In passing on a motion to dismiss, a court must view the facts alleged in the complaint in the light most favorable to the plaintiff. Scheuer v. Rhodes, 416 U.S. 232 (1974); Conley v. Gibson, 355 U.S. 41, 45-46 (1957); Toombs v. Bell, 798 F.2d 297, 298 (8th Cir. 1986). The court must accept the allegations in the complaint as true and draw reasonable inferences in favor of the nonmoving party, dismissing the complaint only if "it appears beyond a reasonable doubt that plaintiff can prove no set of facts in support of his claim which would entitle him to relief."Conley v. Gibson, supra , 355 U.S. at 45-46; see also, Moses.com Securities v. Comprehensive Software Systems, Inc., 406 F.3d. 1052, 1062 (8th Cir. 2005). "Although the pleading standard is liberal, the plaintiff must allege facts — not mere legal conclusions — that, if true, would support the existence of the claimed torts. Moses.com, at 1062 citing Schaller Tel.Co. v. Golden Sky Sys., 298 F.3d. 736, 740 (8th Cir. 2002). In viewing the complaint in the light most favorable to the plaintiff, the court should not dismiss it merely because the court doubts that the plaintiff will be able to prove all of the necessary allegations. Bennett v. Berg, 685 F.2d. 1053, 1058 (8th Cir. 1982). Thus, a motion to dismiss is likely to be granted "only in the unusual case in which a plaintiff includes allegations that show on the face of the complaint that there is some insuperable bar to relief." Fusco v. Xerox Corp., 676 F.2d 332, 334 (8th Cir. 1982). With this standard in mind, this Court turns to an examination of the plaintiff's complaint.

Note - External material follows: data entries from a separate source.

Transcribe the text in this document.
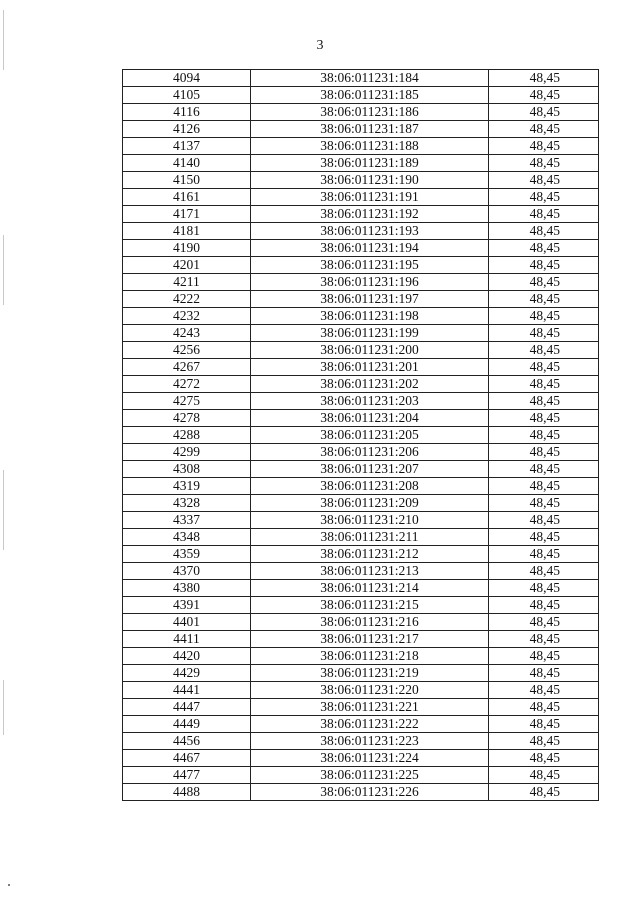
3
4094	38:06:011231:184	48,45
4105	38:06:011231:185	48,45
4116	38:06:011231:186	48,45
4126	38:06:011231:187	48,45
4137	38:06:011231:188	48,45
4140	38:06:011231:189	48,45
4150	38:06:011231:190	48,45
4161	38:06:011231:191	48,45
4171	38:06:011231:192	48,45
4181	38:06:011231:193	48,45
4190	38:06:011231:194	48,45
4201	38:06:011231:195	48,45
4211	38:06:011231:196	48,45
4222	38:06:011231:197	48,45
4232	38:06:011231:198	48,45
4243	38:06:011231:199	48,45
4256	38:06:011231:200	48,45
4267	38:06:011231:201	48,45
4272	38:06:011231:202	48,45
4275	38:06:011231:203	48,45
4278	38:06:011231:204	48,45
4288	38:06:011231:205	48,45
4299	38:06:011231:206	48,45
4308	38:06:011231:207	48,45
4319	38:06:011231:208	48,45
4328	38:06:011231:209	48,45
4337	38:06:011231:210	48,45
4348	38:06:011231:211	48,45
4359	38:06:011231:212	48,45
4370	38:06:011231:213	48,45
4380	38:06:011231:214	48,45
4391	38:06:011231:215	48,45
4401	38:06:011231:216	48,45
4411	38:06:011231:217	48,45
4420	38:06:011231:218	48,45
4429	38:06:011231:219	48,45
4441	38:06:011231:220	48,45
4447	38:06:011231:221	48,45
4449	38:06:011231:222	48,45
4456	38:06:011231:223	48,45
4467	38:06:011231:224	48,45
4477	38:06:011231:225	48,45
4488	38:06:011231:226	48,45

In their complaint, plaintiffs allege that they inherited certain real property located in Nacgodoches County, Texas. They further allege that through a series of transactions, the defendants fraudulently conveyed the real property and all mineral and oil interests in said land to themselves. Plaintiffs contend that they are entitled to royalties in connection with oil and gas wells, and mineral leases pertaining to the subject Nacgodoches County real property.

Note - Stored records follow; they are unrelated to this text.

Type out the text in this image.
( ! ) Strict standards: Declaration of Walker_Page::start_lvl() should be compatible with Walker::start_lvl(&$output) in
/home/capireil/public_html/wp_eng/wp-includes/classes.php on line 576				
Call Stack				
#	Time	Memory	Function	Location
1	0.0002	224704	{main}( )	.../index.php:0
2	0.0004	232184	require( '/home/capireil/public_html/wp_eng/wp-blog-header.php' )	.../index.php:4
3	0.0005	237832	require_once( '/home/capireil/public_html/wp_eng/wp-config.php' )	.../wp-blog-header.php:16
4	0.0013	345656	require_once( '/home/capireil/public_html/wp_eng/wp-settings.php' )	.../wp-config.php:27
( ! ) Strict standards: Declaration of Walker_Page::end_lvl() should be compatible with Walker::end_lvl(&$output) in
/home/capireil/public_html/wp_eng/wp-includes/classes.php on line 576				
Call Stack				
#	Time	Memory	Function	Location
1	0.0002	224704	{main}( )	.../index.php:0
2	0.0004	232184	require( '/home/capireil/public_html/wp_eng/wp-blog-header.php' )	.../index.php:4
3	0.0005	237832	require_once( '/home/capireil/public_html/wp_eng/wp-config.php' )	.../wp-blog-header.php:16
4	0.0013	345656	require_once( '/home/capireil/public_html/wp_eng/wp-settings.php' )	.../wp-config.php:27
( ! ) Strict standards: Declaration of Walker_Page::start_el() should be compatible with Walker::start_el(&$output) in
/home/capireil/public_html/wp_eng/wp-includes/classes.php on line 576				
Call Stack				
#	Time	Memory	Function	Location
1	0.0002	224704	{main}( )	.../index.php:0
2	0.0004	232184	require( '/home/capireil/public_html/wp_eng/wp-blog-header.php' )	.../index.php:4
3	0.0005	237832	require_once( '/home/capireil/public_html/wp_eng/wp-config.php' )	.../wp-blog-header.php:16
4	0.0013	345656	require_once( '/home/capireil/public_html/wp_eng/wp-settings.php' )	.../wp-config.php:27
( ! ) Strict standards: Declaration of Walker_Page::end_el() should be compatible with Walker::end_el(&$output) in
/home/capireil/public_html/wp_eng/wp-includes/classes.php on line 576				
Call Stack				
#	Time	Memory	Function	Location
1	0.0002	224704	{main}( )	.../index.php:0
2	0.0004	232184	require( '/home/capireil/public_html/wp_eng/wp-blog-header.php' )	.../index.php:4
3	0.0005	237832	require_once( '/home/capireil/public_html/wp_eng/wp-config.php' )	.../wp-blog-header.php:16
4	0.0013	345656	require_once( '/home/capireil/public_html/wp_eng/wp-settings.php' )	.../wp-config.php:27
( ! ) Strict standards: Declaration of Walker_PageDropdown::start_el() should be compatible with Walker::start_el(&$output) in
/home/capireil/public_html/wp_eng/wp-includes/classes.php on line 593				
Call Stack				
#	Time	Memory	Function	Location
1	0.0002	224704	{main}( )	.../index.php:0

Plaintiffs are residents of St. Louis, Missouri. All of the named defendants, including defendant Chesapeake, are residents of states other than Missouri. Plaintiffs' complaint does not aver that any of the alleged fraudulent transactions occurred in Missouri. Plaintiffs' complaint does not allege that any communications involving any of the defendants transpired to or from Missouri. Plaintiffs do not allege that any contracts were signed or negotiated by any of the defendants, including Chesapeake, in Missouri.
In the instant matter, Chesapeake asserts several grounds for dismissing the complaint against it, or in the alternative, to transfer venue to the United States District Court for the Southern District of Texas: 1) there is no basis for federal subject matter jurisdiction; 2) plaintiffs have failed to properly allege diversity jurisdiction; 3) Texas state courts have exclusive jurisdiction over disputes involving ownership rights of royalties interests in property located in Texas; 4) this Court lacks personal jurisdiction over Chesapeake; and 5) plaintiffs' fraud claim fails to meet the particularity requirements of Rule 9(b) of the Federal Rules of Civil Procedure. After careful consideration of the matter, the Court finds that plaintiffs' complaint, as directed to defendant Chesapeake, should be dismissed for lack of federal subject matter jurisdiction, lack of diversity jurisdiction, and/or lack of personal jurisdiction.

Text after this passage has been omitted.